- Directed by: Gary Michael Schultz
- Written by: Mike Dozier, Gary Michael Schultz
- Starring: Frank Zieger, Joey Bicicchi, Erin Breen
- Cinematography: Armando Ballesteros
- Edited by: Michael Heffler
- Music by: Tim Montijo
- Production companies: Devil In My Ride, GMS Films
- Release date: October 6, 2013 (Shriekfest);
- Running time: 95 minutes
- Country: United States
- Language: English

= Devil in My Ride =

Devil in My Ride is a 2013 American horror comedy road movie and the feature film directorial debut of Gary Michael Schultz, who also co-wrote the movie's script. It had its world premiere on October 6, 2013 at Shriekfest and was released to video on demand the following year. It stars Joey Bicicchi and Erin Breen as a couple whose dream wedding is ruined when the bride gets possessed by the Devil.
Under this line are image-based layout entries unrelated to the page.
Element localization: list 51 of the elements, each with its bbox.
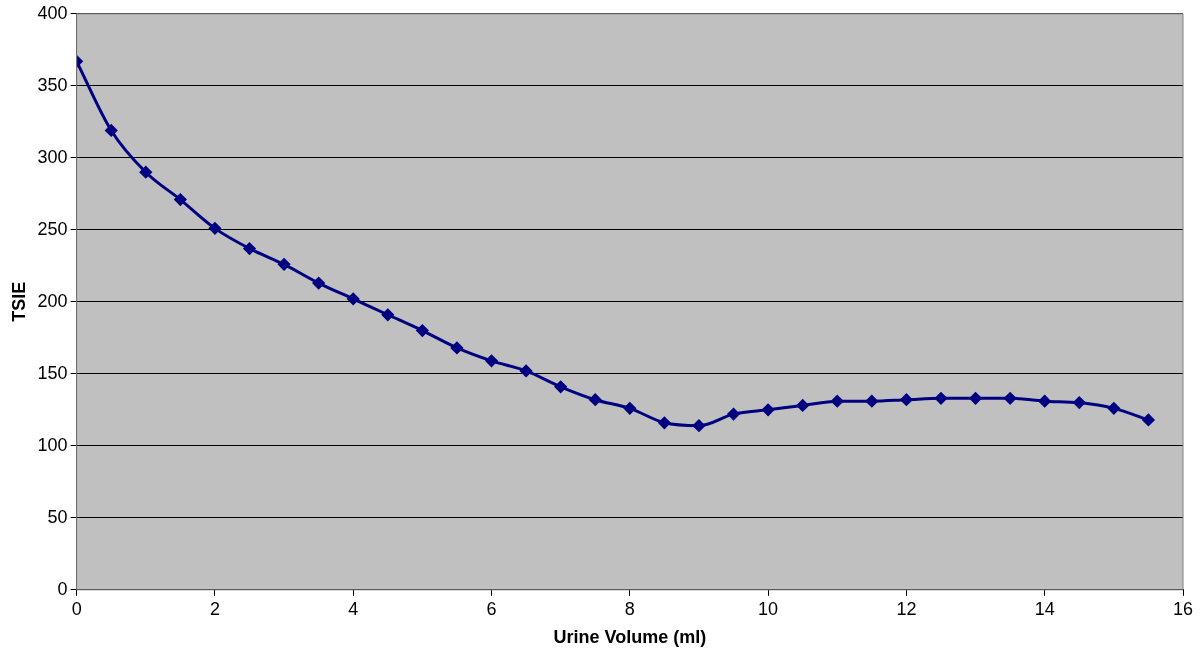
x-tick-label: 16 bbox=[1172, 598, 1194, 619]
x-tick-label: 0 bbox=[71, 598, 82, 619]
x-tick-label: 12 bbox=[896, 598, 917, 619]
point bbox=[105, 124, 118, 137]
point bbox=[1107, 402, 1120, 415]
point bbox=[381, 308, 394, 321]
point bbox=[278, 258, 291, 271]
x-axis-title: Urine Volume (ml) bbox=[553, 627, 707, 648]
x-tick-label: 8 bbox=[624, 598, 635, 619]
point bbox=[243, 242, 256, 255]
y-tick-label: 200 bbox=[37, 290, 68, 311]
point bbox=[312, 277, 325, 290]
y-tick-label: 400 bbox=[37, 2, 68, 23]
y-axis-title: TSIE bbox=[8, 281, 29, 322]
y-tick-label: 0 bbox=[57, 578, 68, 599]
y-tick-label: 300 bbox=[37, 146, 68, 167]
y-tick-label: 100 bbox=[37, 434, 68, 455]
point bbox=[589, 393, 602, 406]
y-tick-label: 350 bbox=[37, 74, 68, 95]
x-tick-label: 10 bbox=[758, 598, 779, 619]
point bbox=[416, 324, 429, 337]
x-tick-label: 14 bbox=[1034, 598, 1055, 619]
x-tick-label: 2 bbox=[209, 598, 220, 619]
point bbox=[934, 392, 947, 405]
y-tick-label: 150 bbox=[37, 362, 68, 383]
x-tick-label: 4 bbox=[348, 598, 359, 619]
point bbox=[1038, 395, 1051, 408]
point bbox=[762, 403, 775, 416]
point bbox=[347, 292, 360, 305]
point bbox=[727, 408, 740, 421]
point bbox=[174, 193, 187, 206]
point bbox=[554, 380, 567, 393]
y-tick-label: 50 bbox=[47, 506, 68, 527]
y-tick-label: 250 bbox=[37, 218, 68, 239]
point bbox=[692, 419, 705, 432]
point bbox=[450, 341, 463, 354]
point bbox=[520, 364, 533, 377]
point bbox=[623, 402, 636, 415]
point bbox=[1073, 396, 1086, 409]
point bbox=[900, 393, 913, 406]
point bbox=[1142, 413, 1155, 426]
point bbox=[658, 416, 671, 429]
point bbox=[969, 392, 982, 405]
point bbox=[831, 395, 844, 408]
point bbox=[796, 399, 809, 412]
x-tick-label: 6 bbox=[486, 598, 497, 619]
point bbox=[139, 166, 152, 179]
point bbox=[485, 354, 498, 367]
point bbox=[1004, 392, 1017, 405]
point bbox=[208, 222, 221, 235]
point bbox=[865, 395, 878, 408]
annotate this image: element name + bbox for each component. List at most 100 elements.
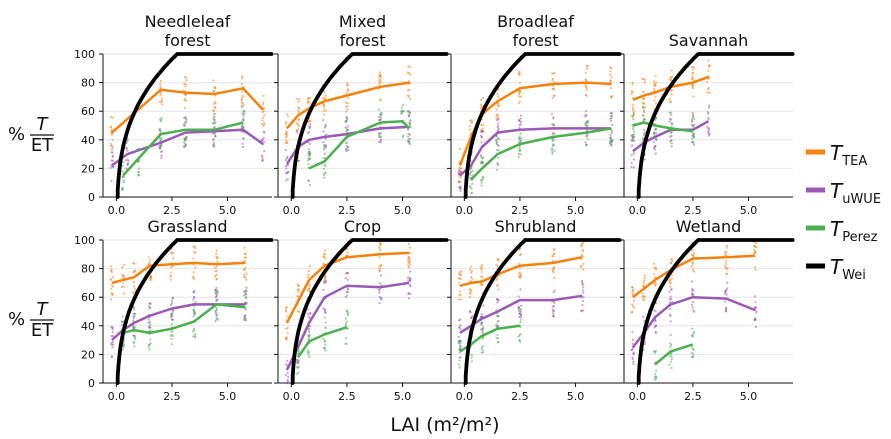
data-point xyxy=(551,305,554,308)
data-point xyxy=(307,157,310,160)
data-point xyxy=(121,266,124,269)
data-point xyxy=(378,98,381,101)
data-point xyxy=(641,292,644,295)
data-point xyxy=(691,140,694,143)
data-point xyxy=(134,312,137,315)
data-point xyxy=(407,292,410,296)
data-point xyxy=(132,317,135,320)
y-label-percent: % xyxy=(8,124,25,145)
data-point xyxy=(643,319,646,323)
data-point xyxy=(346,102,350,105)
data-point xyxy=(286,155,289,158)
data-point xyxy=(149,259,152,262)
data-point xyxy=(653,99,656,102)
data-point xyxy=(480,275,483,279)
data-point xyxy=(192,276,195,279)
data-point xyxy=(669,98,672,101)
data-point xyxy=(480,123,483,127)
data-point xyxy=(322,337,325,341)
data-point xyxy=(345,110,348,113)
data-point xyxy=(652,262,656,265)
data-point xyxy=(496,92,499,95)
data-point xyxy=(707,118,710,121)
data-point xyxy=(470,277,474,280)
data-point xyxy=(409,292,412,296)
data-point xyxy=(285,167,288,170)
data-point xyxy=(630,144,634,147)
data-point xyxy=(160,103,164,106)
data-point xyxy=(653,378,656,382)
data-point xyxy=(212,132,215,135)
data-point xyxy=(519,307,523,311)
data-point xyxy=(324,349,327,352)
axis-labels: LAI (m²/m²)% TET% TET xyxy=(8,114,500,436)
panel-title: forest xyxy=(164,31,210,50)
data-point xyxy=(459,185,462,188)
data-point xyxy=(497,288,500,291)
data-point xyxy=(471,174,474,177)
data-point xyxy=(496,163,499,166)
data-point xyxy=(214,270,217,273)
data-point xyxy=(306,327,310,330)
data-point xyxy=(307,315,310,318)
data-point xyxy=(495,138,498,141)
data-point xyxy=(287,375,290,378)
data-point xyxy=(214,135,217,138)
data-point xyxy=(631,347,635,350)
data-point xyxy=(244,308,247,311)
data-point xyxy=(609,119,613,123)
data-point xyxy=(323,126,327,129)
data-point xyxy=(170,299,174,302)
data-point xyxy=(459,324,462,327)
data-point xyxy=(322,288,325,291)
data-point xyxy=(470,164,473,167)
data-point xyxy=(245,272,248,275)
data-point xyxy=(708,91,711,94)
y-tick-label: 60 xyxy=(81,291,95,304)
data-point xyxy=(471,170,474,173)
data-point xyxy=(753,295,756,298)
data-point xyxy=(409,270,412,273)
data-point xyxy=(110,159,113,162)
data-point xyxy=(324,275,327,278)
data-point xyxy=(214,87,217,90)
data-point xyxy=(670,277,673,280)
data-point xyxy=(482,130,485,134)
data-point xyxy=(407,279,410,282)
data-point xyxy=(286,332,289,335)
data-point xyxy=(110,133,114,136)
data-point xyxy=(111,328,114,331)
data-point xyxy=(324,339,327,342)
data-point xyxy=(170,271,173,274)
data-point xyxy=(192,327,196,330)
data-point xyxy=(344,142,347,145)
data-point xyxy=(608,142,611,145)
data-point xyxy=(214,112,217,115)
data-point xyxy=(753,306,756,309)
data-point xyxy=(518,146,521,149)
data-point xyxy=(408,120,412,123)
data-point xyxy=(286,359,289,362)
data-point xyxy=(497,137,500,140)
data-point xyxy=(481,348,484,351)
data-point xyxy=(120,323,124,326)
data-point xyxy=(183,124,186,128)
data-point xyxy=(192,263,195,266)
data-point xyxy=(323,346,327,350)
data-point xyxy=(380,132,383,135)
data-point xyxy=(122,285,125,288)
data-point xyxy=(263,140,266,143)
data-point xyxy=(707,106,711,109)
data-point xyxy=(109,125,113,128)
data-point xyxy=(631,356,634,359)
data-point xyxy=(692,289,695,292)
data-point xyxy=(408,255,411,259)
data-point xyxy=(323,143,326,147)
data-point xyxy=(518,118,521,122)
data-point xyxy=(184,99,188,102)
data-point xyxy=(347,146,350,149)
data-point xyxy=(149,276,153,279)
data-point xyxy=(518,74,521,77)
x-tick-label: 2.5 xyxy=(163,390,181,403)
data-point xyxy=(655,282,658,286)
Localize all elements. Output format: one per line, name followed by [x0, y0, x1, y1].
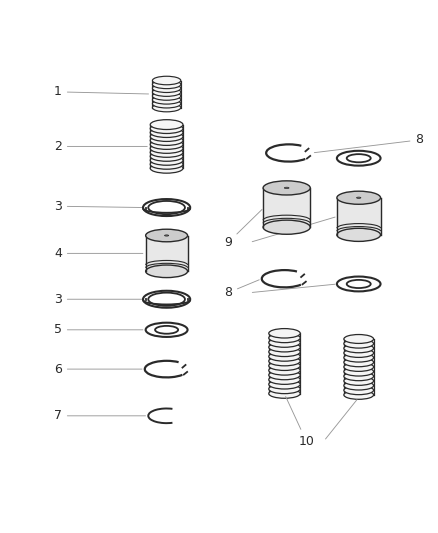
- Ellipse shape: [150, 132, 183, 141]
- Text: 10: 10: [286, 397, 314, 448]
- Text: 8: 8: [314, 133, 424, 152]
- Ellipse shape: [269, 338, 300, 348]
- Ellipse shape: [152, 100, 181, 108]
- Polygon shape: [337, 198, 381, 235]
- Ellipse shape: [344, 335, 374, 343]
- Ellipse shape: [347, 280, 371, 288]
- Ellipse shape: [269, 347, 300, 357]
- Polygon shape: [146, 236, 187, 271]
- Ellipse shape: [269, 333, 300, 343]
- Ellipse shape: [150, 148, 183, 157]
- Ellipse shape: [344, 372, 374, 381]
- Ellipse shape: [150, 143, 183, 154]
- Ellipse shape: [146, 229, 187, 242]
- Ellipse shape: [143, 199, 190, 216]
- Ellipse shape: [150, 124, 183, 133]
- Text: 7: 7: [54, 409, 145, 422]
- Ellipse shape: [263, 181, 310, 195]
- Ellipse shape: [269, 389, 300, 398]
- Ellipse shape: [152, 88, 181, 96]
- Ellipse shape: [143, 291, 190, 308]
- Ellipse shape: [146, 265, 187, 278]
- Ellipse shape: [152, 103, 181, 112]
- Ellipse shape: [152, 76, 181, 85]
- Ellipse shape: [150, 140, 183, 149]
- Ellipse shape: [150, 156, 183, 165]
- Ellipse shape: [344, 344, 374, 353]
- Ellipse shape: [269, 328, 300, 338]
- Ellipse shape: [344, 381, 374, 390]
- Ellipse shape: [269, 375, 300, 384]
- Ellipse shape: [152, 84, 181, 93]
- Ellipse shape: [344, 339, 374, 348]
- Ellipse shape: [269, 361, 300, 370]
- Ellipse shape: [152, 92, 181, 100]
- Ellipse shape: [150, 163, 183, 173]
- Ellipse shape: [357, 197, 361, 198]
- Ellipse shape: [344, 362, 374, 372]
- Ellipse shape: [165, 235, 169, 236]
- Ellipse shape: [344, 386, 374, 394]
- Ellipse shape: [344, 353, 374, 362]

Filming took place in Chicago and Las Vegas.

==Synopsis==
Hank (Joey Bicicchi) and Doreen (Erin Breen) are madly in love and can't wait to get married. They've planned out their special day in painstaking detail, from what to wear to who to invite. Everything seems to be going well until Doreen's brother Travis (Frank Zieger) shows up with a present for his sister, a beautiful but cursed locket that causes Doreen to get possessed by the Devil. Now Travis and Hank have to drive to Las Vegas in order to find Johnny Priest (Llou Johnson) a homeless exorcist and the last known person to have successfully performed an exorcism- something made more difficult because they only have 72 hours to find Johnny and perform the exorcism before Doreen's soul is forever lost.

==Cast==
- Frank Zieger as Travis
- Joey Bicicchi as Hank
- Erin Breen as Doreen
- Sid Haig as Iggy
- Llou Johnson as Johnny Priest
- Zarinah Ali as Veronica the Sales Clerk
- Hud Cantu as Groomsman Hud
- Tom Carlson as Gustor
- Harold Dennis as Mechanic
- Craig J. Harris as Pawn Shop Owner
- Chris Heinrich as Groomsman Rick
- Cathleen Hennon as Church Woman
- Dave Lipschutz as Beaver
- Rachel Joy Mazza as Gypsy
- Benjamin Nicholson as Gator

==Receptions==
Fangoria gave Devil in My Ride a positive review, praising the film for its acting and "squirm-worthy horror moments". Twitch Film and Dread Central were more mixed in their reviews, as they both felt that the movie's tone was inconsistent at times and Twitch Film wrote that it "doesn't strike as an incredibly creative piece of guerrilla filmmaking, but it is for sure an entertaining trip to enjoy with a bunch of friends."